In a year with many strong male film leads and few female ones so far, Witherspoon can take most of the credit for making this role happen: she contacted Strayed directly to buy the film rights after reading the book before publication.
“I just knew it would be one of the most important books in my life,” said the 38-year-old actress and producer.
Witherspoon, who won the best actress Oscar for her 2005 role as June Carter in “Walk the Line,” promised Strayed she would get the movie made quickly and not let it “languish around Hollywood.”
For Strayed, everything Witherspoon said about why she thought it could work on film “thrilled me to the bone,” and her gut told her she could trust the actress.
SELF-DESTRUCTION
Together they lined up a team that would be the envy of many a project: Vallee, the French Canadian director who had just made the acclaimed “Dallas Buyers Club” and British screenwriter Nick Hornby.
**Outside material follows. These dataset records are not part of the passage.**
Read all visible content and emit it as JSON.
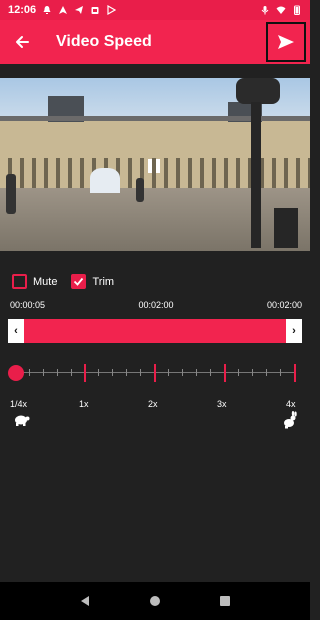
{
  "status_bar": {
    "time": "12:06",
    "notifications": [
      "bell-icon",
      "navigation-icon",
      "telegram-icon",
      "calendar-icon",
      "play-store-icon"
    ],
    "system": [
      "mic-icon",
      "wifi-icon",
      "battery-icon"
    ]
  },
  "app_bar": {
    "title": "Video Speed",
    "back_icon": "arrow-left-icon",
    "send_icon": "send-icon"
  },
  "video": {
    "state_icon": "pause-icon"
  },
  "options": {
    "mute": {
      "label": "Mute",
      "checked": false
    },
    "trim": {
      "label": "Trim",
      "checked": true
    }
  },
  "timeline": {
    "start": "00:00:05",
    "duration": "00:02:00",
    "end": "00:02:00",
    "left_handle": "‹",
    "right_handle": "›"
  },
  "speed": {
    "labels": [
      "1/4x",
      "1x",
      "2x",
      "3x",
      "4x"
    ],
    "slow_icon": "turtle-icon",
    "fast_icon": "rabbit-icon"
  },
  "colors": {
    "accent": "#f2244f",
    "background": "#212121"
  },
  "nav_bar": {
    "buttons": [
      "back-triangle-icon",
      "home-circle-icon",
      "recents-square-icon"
    ]
  }
}
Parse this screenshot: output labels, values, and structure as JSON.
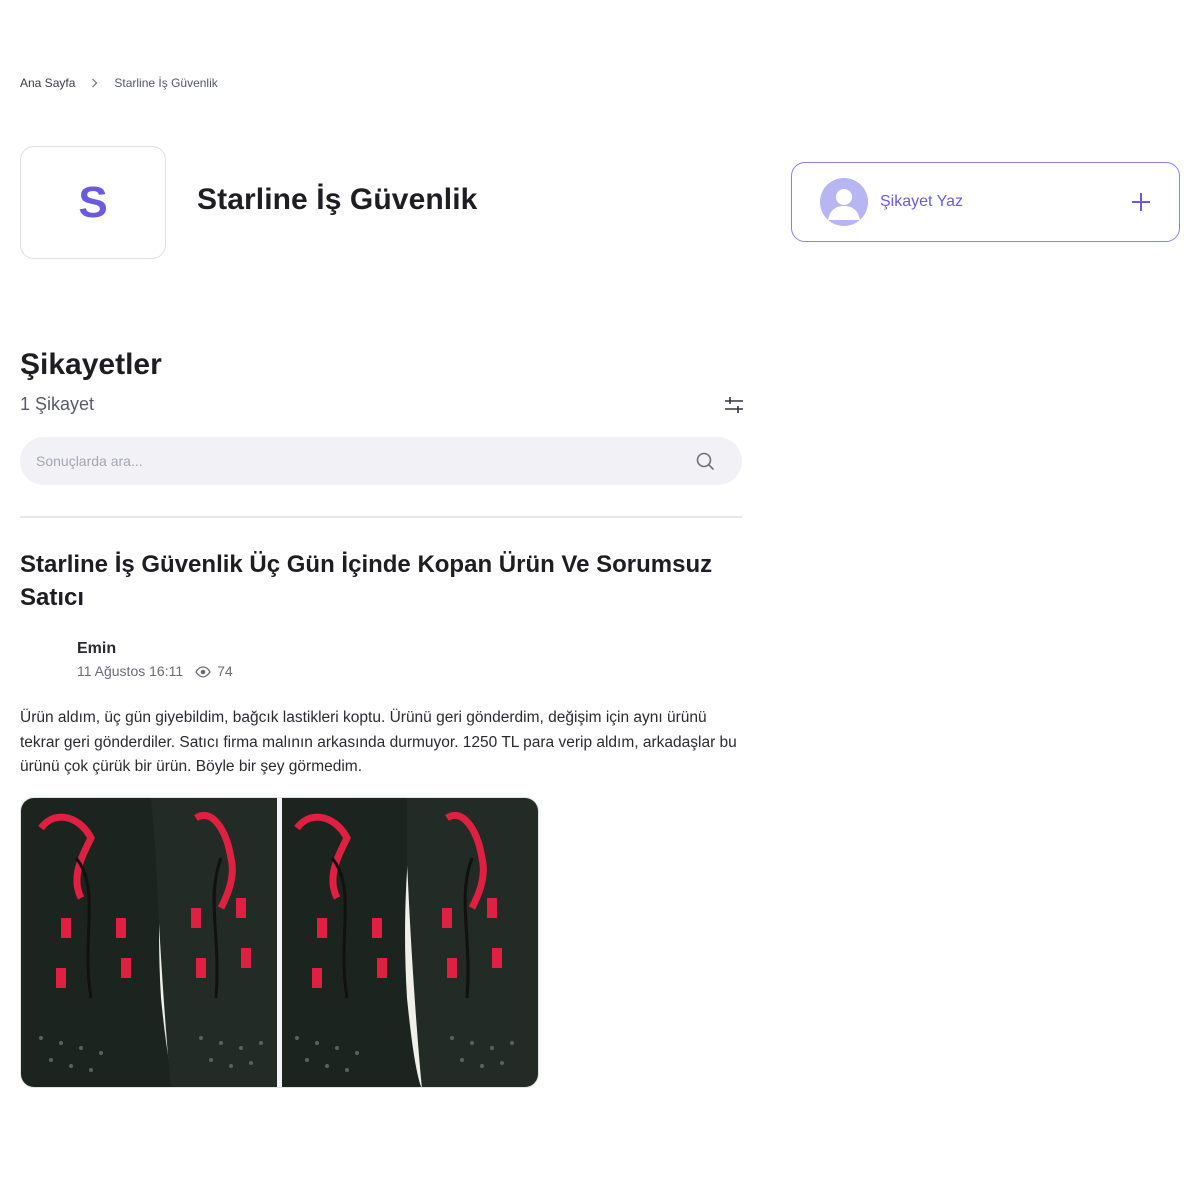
{
  "breadcrumb": {
    "home": "Ana Sayfa",
    "current": "Starline İş Güvenlik"
  },
  "brand": {
    "logo_letter": "S",
    "name": "Starline İş Güvenlik",
    "accent_color": "#6a5ae0"
  },
  "write_card": {
    "label": "Şikayet Yaz",
    "icon": "plus-icon"
  },
  "complaints": {
    "title": "Şikayetler",
    "count_text": "1 Şikayet",
    "search_placeholder": "Sonuçlarda ara...",
    "search_value": ""
  },
  "complaint": {
    "title": "Starline İş Güvenlik Üç Gün İçinde Kopan Ürün Ve Sorumsuz Satıcı",
    "author": "Emin",
    "date": "11 Ağustos 16:11",
    "views": "74",
    "body": "Ürün aldım, üç gün giyebildim, bağcık lastikleri koptu. Ürünü geri gönderdim, değişim için aynı ürünü tekrar geri gönderdiler. Satıcı firma malının arkasında durmuyor. 1250 TL para verip aldım, arkadaşlar bu ürünü çok çürük bir ürün. Böyle bir şey görmedim.",
    "image_description_icon": "shoe-photo"
  }
}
Ironically, both men say they have an allergy to hiking.
While large parts of the film focus on Cheryl and the solitude of the grueling Pacific Crest Trail through the West, there is also the backstory that landed her there, presented in flashbacks.
Cheryl has lost her loving mother, played by Laura Dern, to cancer. She cheated on her husband by having sex with strangers and turns to shooting up heroin. She divorces and sets out on a journey for which she is woefully unprepared.
She runs out of food and water, loses her boots and is covered in sores. But between her bravery and the kindness of strangers, she endures 94 days.
After a screening at Telluride Film Festival last month, New York Times film critic A.O. Scott called her “an excitingly credible feminist heroine” and pundits speculated Witherspoon will earn a best actress Oscar nomination.
And to those who have suggested “Wild” is a “chick-flick,” Vallee responded on Monday: “Chick-flick, my ass.”
The Fox Searchlight picture opens Dec. 5 in North American theaters.